Patricia Van Pelt, a former state senator who represented parts of the West Side until 2023, also joined Sunday’s news conference. She advocated for legalizing recreational cannabis while she was in office. But she removed herself as a co-sponsor of the legalization bill after news reports on her investments in cannabis-related businesses.

“When I stood and negotiated for this bill, I believed that we were bringing help to the community,” said Van Pelt, who now co-chairs Black Cannabis Operators. “What I’ve seen happen across these last few years has been astonishing to me. We never meant to defund the Black community. We never meant to leave them floundering and trying to survive with no lifeboat and no help.”
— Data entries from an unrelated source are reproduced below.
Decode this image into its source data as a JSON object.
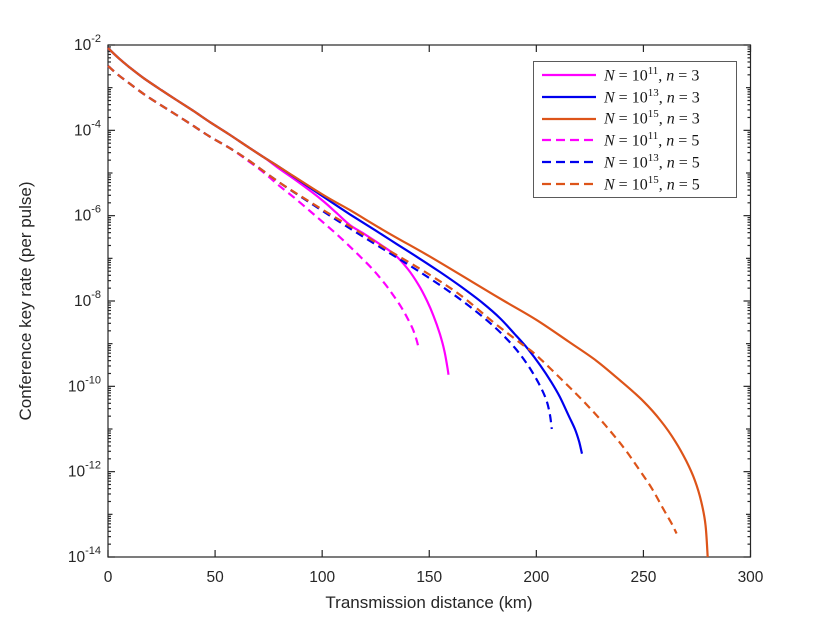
{
  "figure": {
    "background": "#ffffff",
    "axes_color": "#262626",
    "tick_label_color": "#262626"
  },
  "chart_data": {
    "type": "line",
    "title": "",
    "xlabel": "Transmission distance (km)",
    "ylabel": "Conference key rate (per pulse)",
    "grid": false,
    "legend_position": "top-right",
    "x_axis": {
      "min": 0,
      "max": 300,
      "ticks": [
        0,
        50,
        100,
        150,
        200,
        250,
        300
      ]
    },
    "y_axis": {
      "scale": "log10",
      "min_exp": -14,
      "max_exp": -2,
      "tick_exponents": [
        -2,
        -4,
        -6,
        -8,
        -10,
        -12,
        -14
      ]
    },
    "series": [
      {
        "id": "N1e11-n3",
        "label": "N = 10^11, n = 3",
        "label_parts": {
          "N_exp": "11",
          "n": "3"
        },
        "color": "#ff00ff",
        "line_style": "solid",
        "points_x_km": [
          0,
          5,
          10,
          17,
          25,
          32,
          40,
          48,
          57,
          66,
          73,
          80,
          88,
          95,
          101,
          107,
          113,
          120,
          127,
          134,
          140,
          145,
          149,
          152,
          155,
          157,
          158.3,
          159
        ],
        "points_log10_rate": [
          -2.07,
          -2.31,
          -2.52,
          -2.79,
          -3.06,
          -3.29,
          -3.55,
          -3.82,
          -4.11,
          -4.41,
          -4.64,
          -4.9,
          -5.18,
          -5.44,
          -5.68,
          -5.95,
          -6.22,
          -6.44,
          -6.67,
          -6.92,
          -7.25,
          -7.62,
          -8.0,
          -8.35,
          -8.78,
          -9.15,
          -9.5,
          -9.73
        ]
      },
      {
        "id": "N1e13-n3",
        "label": "N = 10^13, n = 3",
        "label_parts": {
          "N_exp": "13",
          "n": "3"
        },
        "color": "#0000ee",
        "line_style": "solid",
        "points_x_km": [
          0,
          5,
          10,
          17,
          25,
          32,
          40,
          48,
          57,
          66,
          73,
          80,
          90,
          100,
          113,
          125,
          135,
          145,
          155,
          165,
          175,
          183,
          190,
          196,
          202,
          207,
          211,
          215,
          218,
          220,
          221.3
        ],
        "points_log10_rate": [
          -2.07,
          -2.31,
          -2.52,
          -2.79,
          -3.06,
          -3.29,
          -3.55,
          -3.82,
          -4.11,
          -4.41,
          -4.64,
          -4.86,
          -5.2,
          -5.54,
          -5.97,
          -6.35,
          -6.67,
          -6.99,
          -7.32,
          -7.67,
          -8.05,
          -8.4,
          -8.78,
          -9.12,
          -9.52,
          -9.9,
          -10.25,
          -10.68,
          -11.0,
          -11.3,
          -11.58
        ]
      },
      {
        "id": "N1e15-n3",
        "label": "N = 10^15, n = 3",
        "label_parts": {
          "N_exp": "15",
          "n": "3"
        },
        "color": "#dd5419",
        "line_style": "solid",
        "points_x_km": [
          0,
          5,
          10,
          17,
          25,
          32,
          40,
          48,
          57,
          66,
          73,
          80,
          100,
          113,
          130,
          150,
          170,
          185,
          200,
          215,
          228,
          240,
          250,
          258,
          265,
          270,
          274,
          277,
          279,
          280
        ],
        "points_log10_rate": [
          -2.07,
          -2.31,
          -2.52,
          -2.79,
          -3.06,
          -3.29,
          -3.55,
          -3.82,
          -4.11,
          -4.41,
          -4.64,
          -4.86,
          -5.5,
          -5.87,
          -6.38,
          -6.95,
          -7.55,
          -8.0,
          -8.44,
          -8.95,
          -9.4,
          -9.9,
          -10.35,
          -10.8,
          -11.3,
          -11.75,
          -12.2,
          -12.7,
          -13.25,
          -14.0
        ]
      },
      {
        "id": "N1e11-n5",
        "label": "N = 10^11, n = 5",
        "label_parts": {
          "N_exp": "11",
          "n": "5"
        },
        "color": "#ff00ff",
        "line_style": "dashed",
        "points_x_km": [
          0,
          5,
          10,
          17,
          25,
          32,
          40,
          48,
          57,
          65,
          73,
          80,
          87,
          94,
          100,
          106,
          112,
          118,
          124,
          129,
          133,
          137,
          140,
          142.5,
          144.3,
          145.2
        ],
        "points_log10_rate": [
          -2.49,
          -2.71,
          -2.9,
          -3.16,
          -3.42,
          -3.64,
          -3.9,
          -4.16,
          -4.42,
          -4.7,
          -5.0,
          -5.3,
          -5.58,
          -5.88,
          -6.14,
          -6.4,
          -6.68,
          -6.97,
          -7.28,
          -7.58,
          -7.85,
          -8.15,
          -8.42,
          -8.68,
          -8.95,
          -9.15
        ]
      },
      {
        "id": "N1e13-n5",
        "label": "N = 10^13, n = 5",
        "label_parts": {
          "N_exp": "13",
          "n": "5"
        },
        "color": "#0000ee",
        "line_style": "dashed",
        "points_x_km": [
          0,
          5,
          10,
          17,
          25,
          32,
          40,
          48,
          57,
          65,
          80,
          95,
          113,
          130,
          145,
          160,
          172,
          182,
          190,
          196,
          201,
          204.5,
          206.3,
          207.2
        ],
        "points_log10_rate": [
          -2.49,
          -2.71,
          -2.9,
          -3.16,
          -3.42,
          -3.64,
          -3.9,
          -4.16,
          -4.42,
          -4.68,
          -5.22,
          -5.72,
          -6.3,
          -6.83,
          -7.3,
          -7.8,
          -8.25,
          -8.68,
          -9.1,
          -9.5,
          -9.92,
          -10.3,
          -10.65,
          -11.0
        ]
      },
      {
        "id": "N1e15-n5",
        "label": "N = 10^15, n = 5",
        "label_parts": {
          "N_exp": "15",
          "n": "5"
        },
        "color": "#dd5419",
        "line_style": "dashed",
        "points_x_km": [
          0,
          5,
          10,
          17,
          25,
          32,
          40,
          48,
          57,
          65,
          80,
          95,
          113,
          130,
          150,
          165,
          180,
          193,
          200,
          212,
          222,
          232,
          241,
          248,
          254,
          259,
          263,
          265.5
        ],
        "points_log10_rate": [
          -2.49,
          -2.71,
          -2.9,
          -3.16,
          -3.42,
          -3.64,
          -3.9,
          -4.16,
          -4.42,
          -4.68,
          -5.22,
          -5.7,
          -6.25,
          -6.78,
          -7.38,
          -7.88,
          -8.5,
          -9.0,
          -9.27,
          -9.85,
          -10.35,
          -10.9,
          -11.45,
          -11.95,
          -12.4,
          -12.85,
          -13.2,
          -13.45
        ]
      }
    ]
  }
}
Van Pelt listed four “urgent demands” to help the cannabis industry survive and give small-business owners a chance to thrive:

  • Put a moratorium on licensing fees and provide a credit for fees paid before the dispensary was operational.
  • Provide equitable access to capital and grant funding to “ensure the growth and stability of licensed operators.”
  • Amend “overly burdensome” regulations and reduce the “crushing taxes” that drive customers to “illicit markets” or to dispensaries in nearby states with lower tax rates.
  • Allow customers with medical cannabis cards to shop at any licensed dispensary.

There is currently no legislation in the works to address these demands, but Ford told the Sun-Times he intends to draft a bill that includes those issues.